When I think about D at this critical juncture I am reminded of Theodor W. Adorno: “The highest form of morality is not to feel at home in your own home.” Yes, to be uncomfortable with comfort, uneasy about the easy, to question the assumptions of what is usually, and happily, taken for granted, to make of oneself a challenge to what for most people is the space in which they feel free from challenges; yes! That is morality raised to a pitch at which it could almost be called heroism. In this instance D Golden’s “home” was an even more intimate space than the family house; it was nothing less than his own body. He was a misfit in his own skin, experiencing, in intense form, this newly important variation of the mind/body problem. His nonphysical self, the mind, was beginning to insist on being what the body, his physical self, denied, and the result was physical and mental agony.

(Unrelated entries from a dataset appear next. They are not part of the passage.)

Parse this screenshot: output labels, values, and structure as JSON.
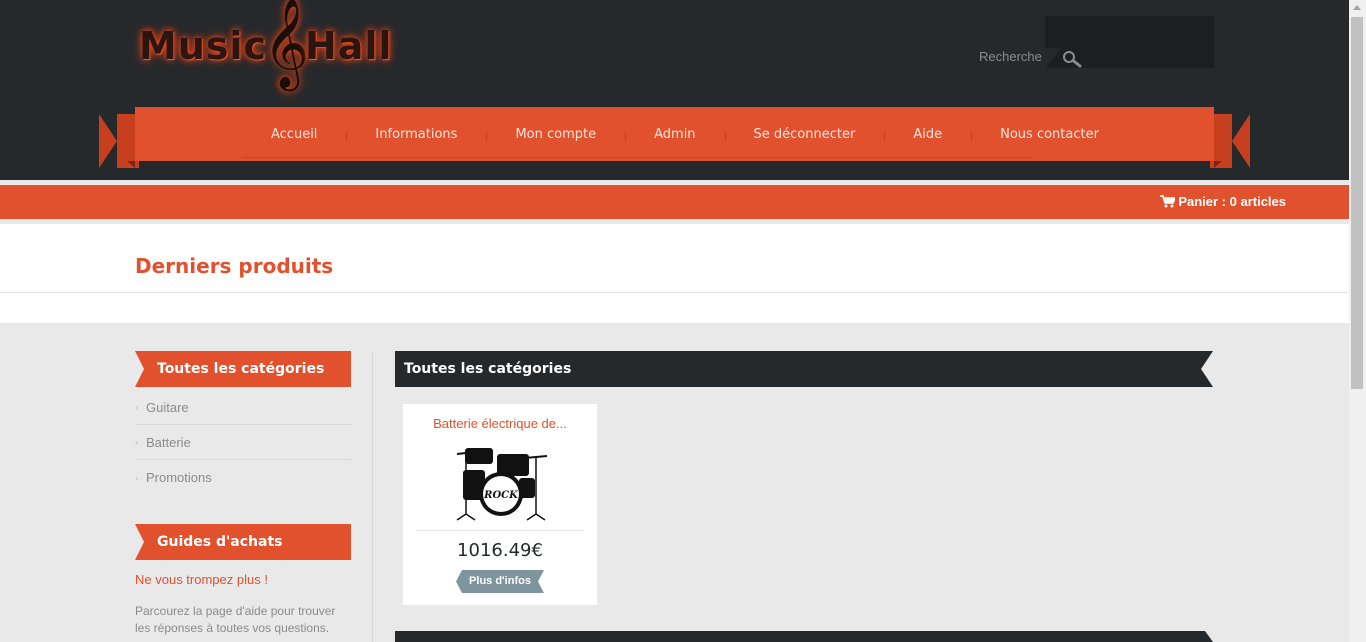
{
  "brand": {
    "left": "Music",
    "right": "Hall",
    "clef": "𝄞"
  },
  "search": {
    "label": "Recherche",
    "placeholder": ""
  },
  "nav": {
    "items": [
      {
        "label": "Accueil"
      },
      {
        "label": "Informations"
      },
      {
        "label": "Mon compte"
      },
      {
        "label": "Admin"
      },
      {
        "label": "Se déconnecter"
      },
      {
        "label": "Aide"
      },
      {
        "label": "Nous contacter"
      }
    ]
  },
  "cart": {
    "label": "Panier : 0 articles",
    "icon": "shopping-cart-icon"
  },
  "page_title": "Derniers produits",
  "sidebar": {
    "categories_title": "Toutes les catégories",
    "categories": [
      "Guitare",
      "Batterie",
      "Promotions"
    ],
    "guides_title": "Guides d'achats",
    "guides_link": "Ne vous trompez plus !",
    "guides_text": "Parcourez la page d'aide pour trouver les réponses à toutes vos questions."
  },
  "main": {
    "section_title": "Toutes les catégories",
    "products": [
      {
        "title": "Batterie électrique de...",
        "price": "1016.49€",
        "button": "Plus d'infos",
        "image_label": "ROCK"
      }
    ]
  },
  "colors": {
    "accent": "#e2512d",
    "dark": "#26292c",
    "button": "#7f959e"
  }
}
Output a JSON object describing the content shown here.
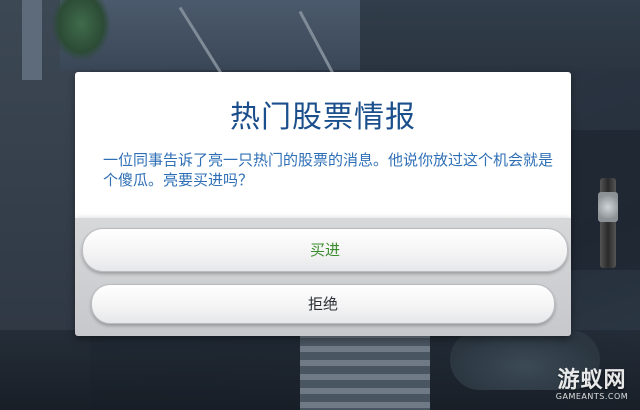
{
  "dialog": {
    "title": "热门股票情报",
    "body": "一位同事告诉了亮一只热门的股票的消息。他说你放过这个机会就是个傻瓜。亮要买进吗？",
    "buy_label": "买进",
    "refuse_label": "拒绝"
  },
  "watermark": {
    "text": "游蚁网",
    "url": "GAMEANTS.COM"
  },
  "colors": {
    "title": "#1b4f8c",
    "body": "#2f6fb6",
    "buy": "#3a8d2c",
    "refuse": "#2b2f33"
  }
}
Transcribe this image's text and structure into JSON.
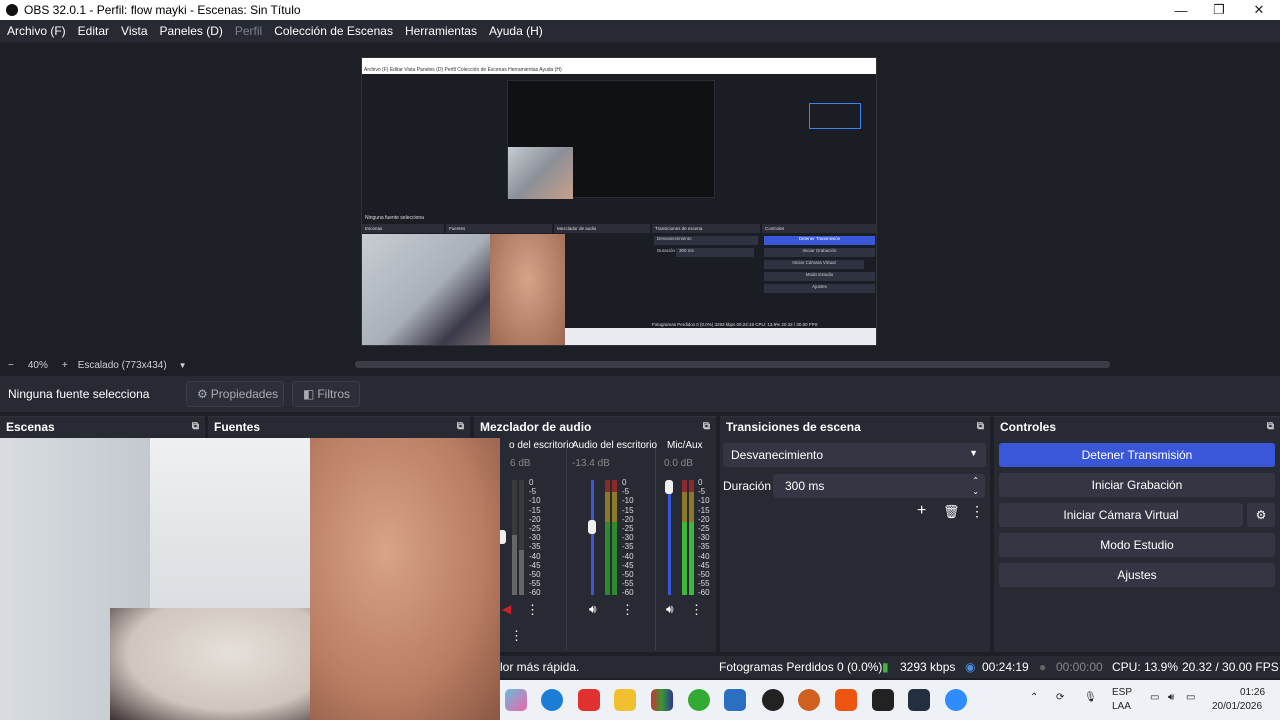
{
  "window": {
    "title": "OBS 32.0.1 - Perfil: flow mayki - Escenas: Sin Título",
    "minimize": "—",
    "maximize": "❐",
    "close": "✕"
  },
  "menu": {
    "items": [
      "Archivo (F)",
      "Editar",
      "Vista",
      "Paneles (D)",
      "Perfil",
      "Colección de Escenas",
      "Herramientas",
      "Ayuda (H)"
    ]
  },
  "zoom": {
    "minus": "−",
    "level": "40%",
    "plus": "+",
    "scale": "Escalado (773x434)",
    "dropdown": "▼"
  },
  "context": {
    "no_source": "Ninguna fuente selecciona",
    "properties": "Propiedades",
    "filters": "Filtros"
  },
  "docks": {
    "scenes": "Escenas",
    "sources": "Fuentes",
    "mixer": "Mezclador de audio",
    "transitions": "Transiciones de escena",
    "controls": "Controles"
  },
  "mixer": {
    "channels": [
      {
        "name": "o del escritorio",
        "db": "6 dB"
      },
      {
        "name": "Audio del escritorio",
        "db": "-13.4 dB"
      },
      {
        "name": "Mic/Aux",
        "db": "0.0 dB"
      }
    ],
    "scale": [
      "0",
      "-5",
      "-10",
      "-15",
      "-20",
      "-25",
      "-30",
      "-35",
      "-40",
      "-45",
      "-50",
      "-55",
      "-60"
    ]
  },
  "transitions": {
    "selected": "Desvanecimiento",
    "duration_label": "Duración",
    "duration_value": "300 ms"
  },
  "controls": {
    "stop_stream": "Detener Transmisión",
    "start_recording": "Iniciar Grabación",
    "start_virtual_cam": "Iniciar Cámara Virtual",
    "studio_mode": "Modo Estudio",
    "settings": "Ajustes"
  },
  "status": {
    "hint": "lor más rápida.",
    "dropped_frames": "Fotogramas Perdidos 0 (0.0%)",
    "bitrate": "3293 kbps",
    "stream_time": "00:24:19",
    "rec_time": "00:00:00",
    "cpu": "CPU: 13.9%",
    "fps": "20.32 / 30.00 FPS"
  },
  "taskbar": {
    "lang1": "ESP",
    "lang2": "LAA",
    "time": "01:26",
    "date": "20/01/2026"
  },
  "preview_thumb": {
    "menu": "Archivo (F)   Editar   Vista   Paneles (D)   Perfil   Colección de Escenas   Herramientas   Ayuda (H)",
    "no_source": "Ninguna fuente selecciona",
    "scenes": "Escenas",
    "sources": "Fuentes",
    "mixer": "Mezclador de audio",
    "transitions": "Transiciones de escena",
    "controls": "Controles",
    "fade": "Desvanecimiento",
    "duration": "Duración",
    "duration_value": "300 ms",
    "stop": "Detener Transmisión",
    "record": "Iniciar Grabación",
    "vcam": "Iniciar Cámara Virtual",
    "studio": "Modo Estudio",
    "settings": "Ajustes",
    "status": "Fotogramas Perdidos 0 (0.0%)   3293 kbps   00:24:19   CPU: 13.9%   20.32 / 30.00 FPS"
  }
}
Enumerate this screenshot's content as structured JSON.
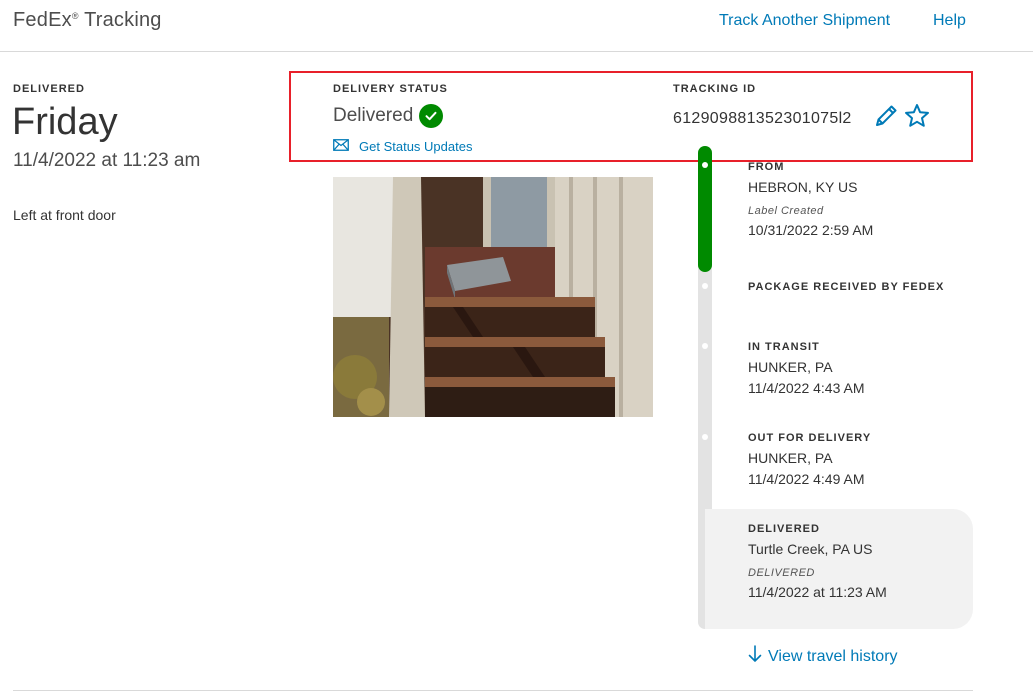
{
  "header": {
    "brand": "FedEx",
    "brand_reg": "®",
    "brand_suffix": "Tracking",
    "links": [
      "Track Another Shipment",
      "Help"
    ]
  },
  "summary": {
    "label": "DELIVERED",
    "day": "Friday",
    "datetime": "11/4/2022 at 11:23 am",
    "note": "Left at front door"
  },
  "status": {
    "label": "DELIVERY STATUS",
    "value": "Delivered",
    "updates_link": "Get Status Updates",
    "tracking_label": "TRACKING ID",
    "tracking_id": "612909881352301075l2"
  },
  "timeline": {
    "progress_fraction": 0.26,
    "events": [
      {
        "title": "FROM",
        "location": "HEBRON, KY US",
        "subtitle": "Label Created",
        "time": "10/31/2022 2:59 AM"
      },
      {
        "title": "PACKAGE RECEIVED BY FEDEX"
      },
      {
        "title": "IN TRANSIT",
        "location": "HUNKER, PA",
        "time": "11/4/2022 4:43 AM"
      },
      {
        "title": "OUT FOR DELIVERY",
        "location": "HUNKER, PA",
        "time": "11/4/2022 4:49 AM"
      },
      {
        "title": "DELIVERED",
        "location": "Turtle Creek, PA US",
        "subtitle": "DELIVERED",
        "time": "11/4/2022 at 11:23 AM"
      }
    ],
    "history_link": "View travel history"
  },
  "colors": {
    "link": "#007ab7",
    "success": "#008a00",
    "highlight_box": "#e8202a"
  },
  "icons": {
    "status": "check-circle-icon",
    "updates": "envelope-icon",
    "edit": "pencil-icon",
    "favorite": "star-icon",
    "history": "arrow-down-icon"
  }
}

The Golden house was silent. He stood for a moment on the second-floor landing outside his father’s master suite. That door was closed, but the door of the room next to it, formerly a spare bedroom, now Vasilisa Arsenyeva’s dressing room, stood open, revealing in the late afternoon sunlight rack upon rack of shimmering gowns, shelf upon shelf of aggressively high heels. That’s going to be a problem for me, the words dropping into his consciousness from some unknown mother ship hovering just outside the atmosphere beyond the Kármán line, your pedal extremities are colossal, can’t use you ’cause your feet’s too big, I really hate you ’cause your feet’s too big. Yeah, Fats Waller, what you said. And now those big feet have walked him, of their own volition, right into the middle of that room where the scent of patchouli is stronger than anywhere else in the house, the scent she brought here to overpower all the scents that were here before, Vasilisa Arsenyeva, silent and haughty as cats are, leaving her spoor wherever she walks. And his hands are reaching out for those gowns, he’s burying his face in the odorous sequins, breathing in, breathing out, breathing in. The darkness around him receded; the room glowed with a light that might even have been happiness.